I have a function whose return type is a simple generic lambda expression. (The lambda returned by this function is eventually passed as an argument to STL algorithms like std::transform() or std::accumulate().)

When the lambda does not have an explicit return type, the compiler emits no warnings:

inline auto AccumulateInto() {
    return [](const auto& src, const auto& dst) {return dst + src; };
}

When the lambda has an explicit return type specified:

inline auto AccumulateInto() {
    return [](const auto& src, const auto& dst) -> decltype(dst) {return dst + src; };
}

both compilers emit these similar warnings:

GCC: returning reference to temporary [-Wreturn-local-addr]

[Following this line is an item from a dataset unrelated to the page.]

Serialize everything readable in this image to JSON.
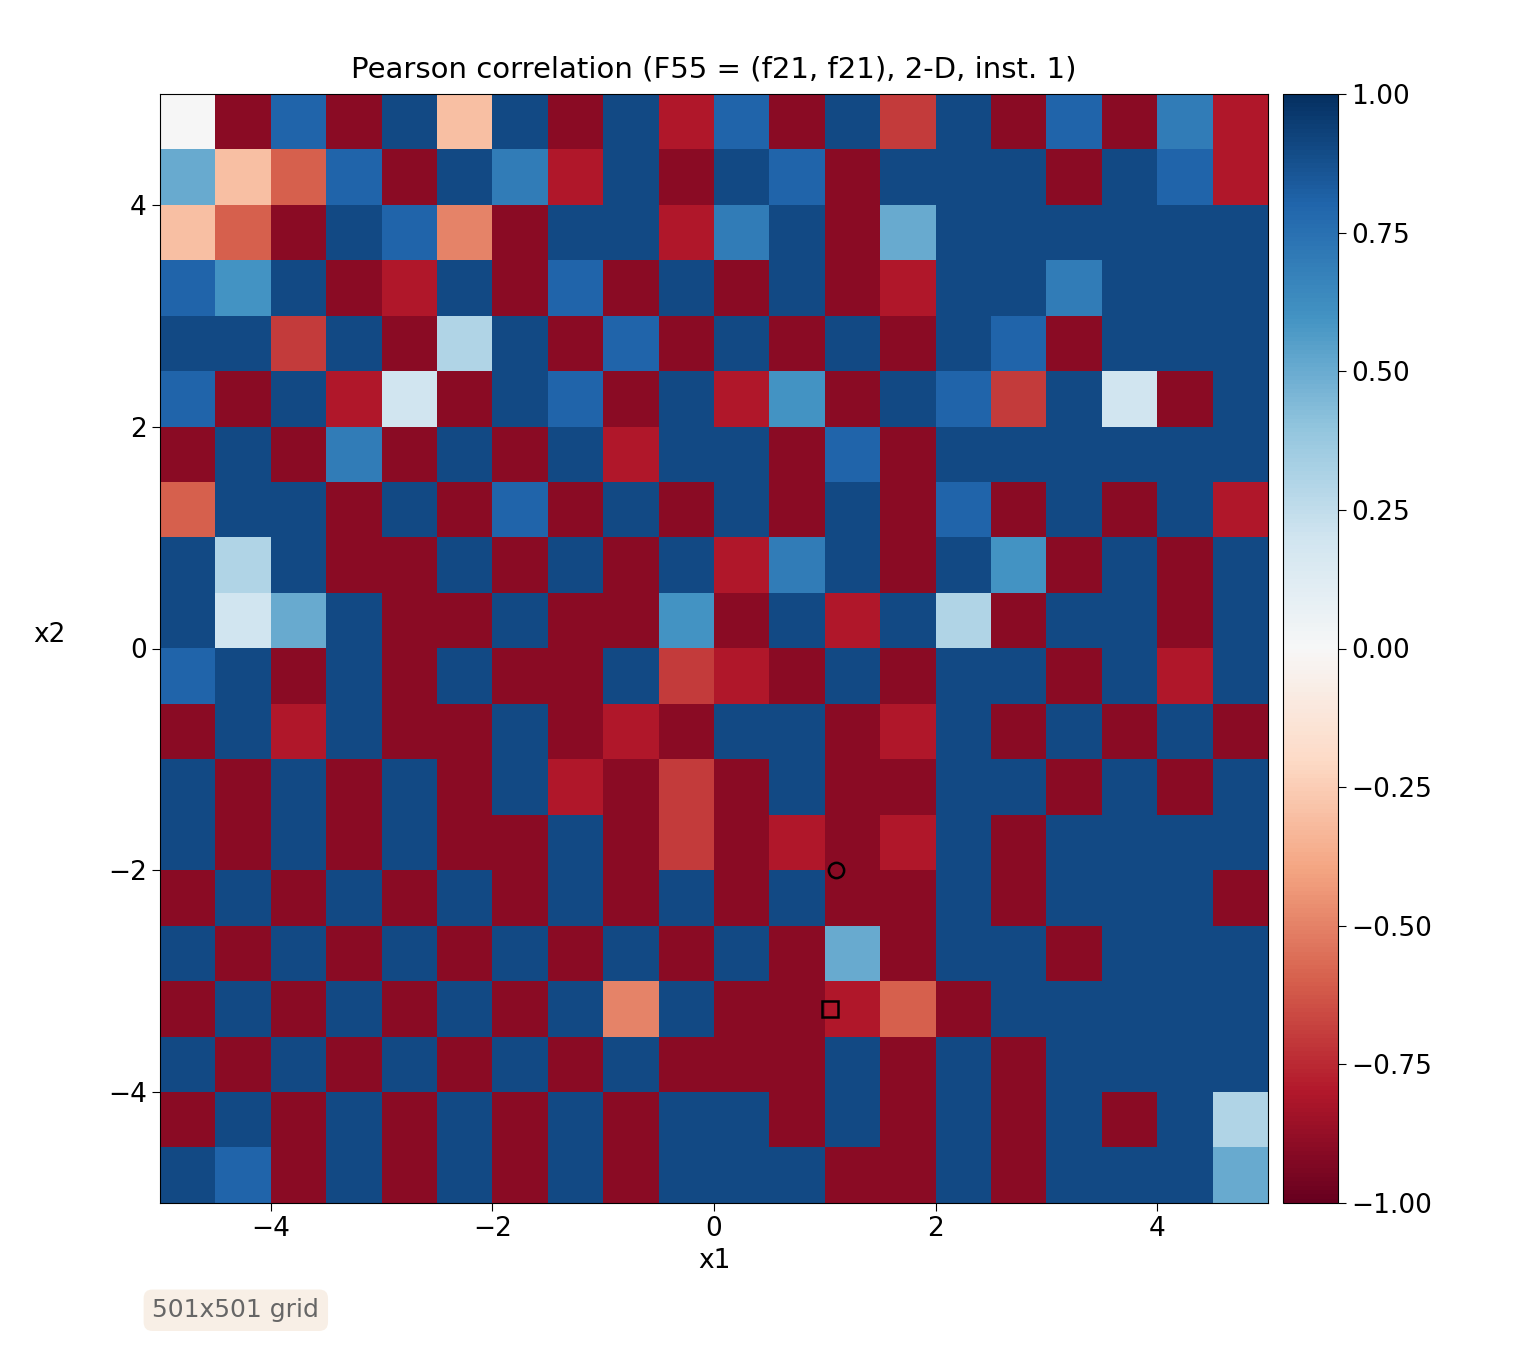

MSVC: returning address of a local variable or temporary

Should this warning be heeded because it indicates a shortcoming in the approach (possible undefined behavior!) and should be refactored? or are they "noise"?

I can't determine why specifying the return type explicitly would cause the returned expression to be a "temporary" when it wouldn't be otherwise. Please explain, thanks!

EDIT (to add more context):

The desire to use auto arguments to the lambda is that src and dst might be different types (e.g. one is std::uint8_t and one is std::uint_16t), but I want the return to ALWAYS be the same type as the dst argument, regardless of the type of src.

Answer 1

The point is that decltype(dst) is auto const & (where you can see auto as a template type`, so the lambda return a reference (I repeat: a reference) to a constant object.

The problem is that is a reference to

dst + src

that is: a reference to a temporary value, the temporary object created from the operation dst + src, that doesn't exist anymore when the lambda conclude the execution.

A possible solution: remove -> decltype(dst) or change it to -> decltype(dst+src), so you return a value, not a reference.

Another way (require more typewriting in this case but can be prefereble in more complex cases) could be remove the reference part from the type returned from decltype().

So

-> std::remove_reference_t<decltype(dst)>

or, as suggested by Jarod42, also

-> std::decay_t<decltype(dst)>

If the type of dst support the unary operator + (returning the same type of dst), another simple solution can be

-> decltype(+dst)

This way, +dst is an expression, not a variable, so decltype(+dst) isn't a reference anymore.